TIMMINS, ONT. — Following a trial, Orbit Garant Drilling Services Inc., a diamond drilling company operating in northeastern Ontario, has been found guilty and fined $200,000 after a worker was killed by a falling tree while exiting a bulldozer.
The company was operating multiple diamond surface drills in the area of the St. Andrews Holloway-Holt mine sites east of Timmins when, on June 25, 2014, two workers were coming off shift, reports a Ministry of Labour media statement. They were travelling to the parking lot of the Holloway-Holt Number 3 mine area.

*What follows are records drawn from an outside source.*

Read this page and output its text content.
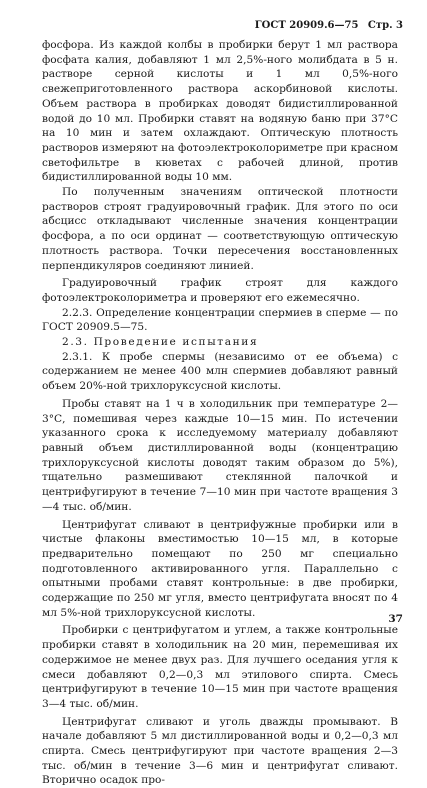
ГОСТ 20909.6—75 Стр. 3

фосфора. Из каждой колбы в пробирки берут 1 мл раствора фосфата калия, добавляют 1 мл 2,5%-ного молибдата в 5 н. растворе серной кислоты и 1 мл 0,5%-ного свежеприготовленного раствора аскорбиновой кислоты. Объем раствора в пробирках доводят бидистиллированной водой до 10 мл. Пробирки ставят на водяную баню при 37°С на 10 мин и затем охлаждают. Оптическую плотность растворов измеряют на фотоэлектроколориметре при красном светофильтре в кюветах с рабочей длиной, против бидистиллированной воды 10 мм.

По полученным значениям оптической плотности растворов строят градуировочный график. Для этого по оси абсцисс откладывают численные значения концентрации фосфора, а по оси ординат — соответствующую оптическую плотность раствора. Точки пересечения восстановленных перпендикуляров соединяют линией.

Градуировочный график строят для каждого фотоэлектроколориметра и проверяют его ежемесячно.

2.2.3. Определение концентрации спермиев в сперме — по ГОСТ 20909.5—75.

2.3. Проведение испытания

2.3.1. К пробе спермы (независимо от ее объема) с содержанием не менее 400 млн спермиев добавляют равный объем 20%-ной трихлоруксусной кислоты.

Пробы ставят на 1 ч в холодильник при температуре 2—3°С, помешивая через каждые 10—15 мин. По истечении указанного срока к исследуемому материалу добавляют равный объем дистиллированной воды (концентрацию трихлоруксусной кислоты доводят таким образом до 5%), тщательно размешивают стеклянной палочкой и центрифугируют в течение 7—10 мин при частоте вращения 3—4 тыс. об/мин.

Центрифугат сливают в центрифужные пробирки или в чистые флаконы вместимостью 10—15 мл, в которые предварительно помещают по 250 мг специально подготовленного активированного угля. Параллельно с опытными пробами ставят контрольные: в две пробирки, содержащие по 250 мг угля, вместо центрифугата вносят по 4 мл 5%-ной трихлоруксусной кислоты.

Пробирки с центрифугатом и углем, а также контрольные пробирки ставят в холодильник на 20 мин, перемешивая их содержимое не менее двух раз. Для лучшего оседания угля к смеси добавляют 0,2—0,3 мл этилового спирта. Смесь центрифугируют в течение 10—15 мин при частоте вращения 3—4 тыс. об/мин.

Центрифугат сливают и уголь дважды промывают. В начале добавляют 5 мл дистиллированной воды и 0,2—0,3 мл спирта. Смесь центрифугируют при частоте вращения 2—3 тыс. об/мин в течение 3—6 мин и центрифугат сливают. Вторично осадок про-

37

Normally a crew would ride on a four-wheeled all-terrain vehicle (ATV) but that piece of equipment was broken.
The ATV had been secured to a bulldozer and the bulldozer was used to travel. Procedure dictates that only one person at a time should be in a bulldozer but on this occasion both workers were in the bulldozer.
One of the workers who had been riding in the cab of the bulldozer opened the cab door to step out, when a chicot — a standing dead tree weighing more than 2,000 pounds — fell, striking the door and fatally injuring the worker.
A ministry investigation found that both workers had been fully trained in the appropriate programs. In addition, the route of travel — a bush road — was not approved by Orbit Garant or St. Andrews.
It was known that the established travelway — a seven-kilometre round trip — to and from the drill site was getting soft and muddy to the point of being impassable.
The court was told that the company should have known that workers would not walk through the conditions at the site and should have immediately provided proper transportation.
Orbit Garant Inc. was found guilty of failing as an employer to take every precaution reasonable in the circumstances for the protection of a worker — that is, failing to take the reasonable precaution of ensuring the removal of all chicots on or near the travelway that provided access to the workplace.
The company was also found guilty of failing to take the reasonable precaution of ensuring that a safe means of egress from a workplace was provided to workers.
Justice of the Peace Sylvie-Emanuelle Bourbonnais imposed the fine in a Timmins court on July 13.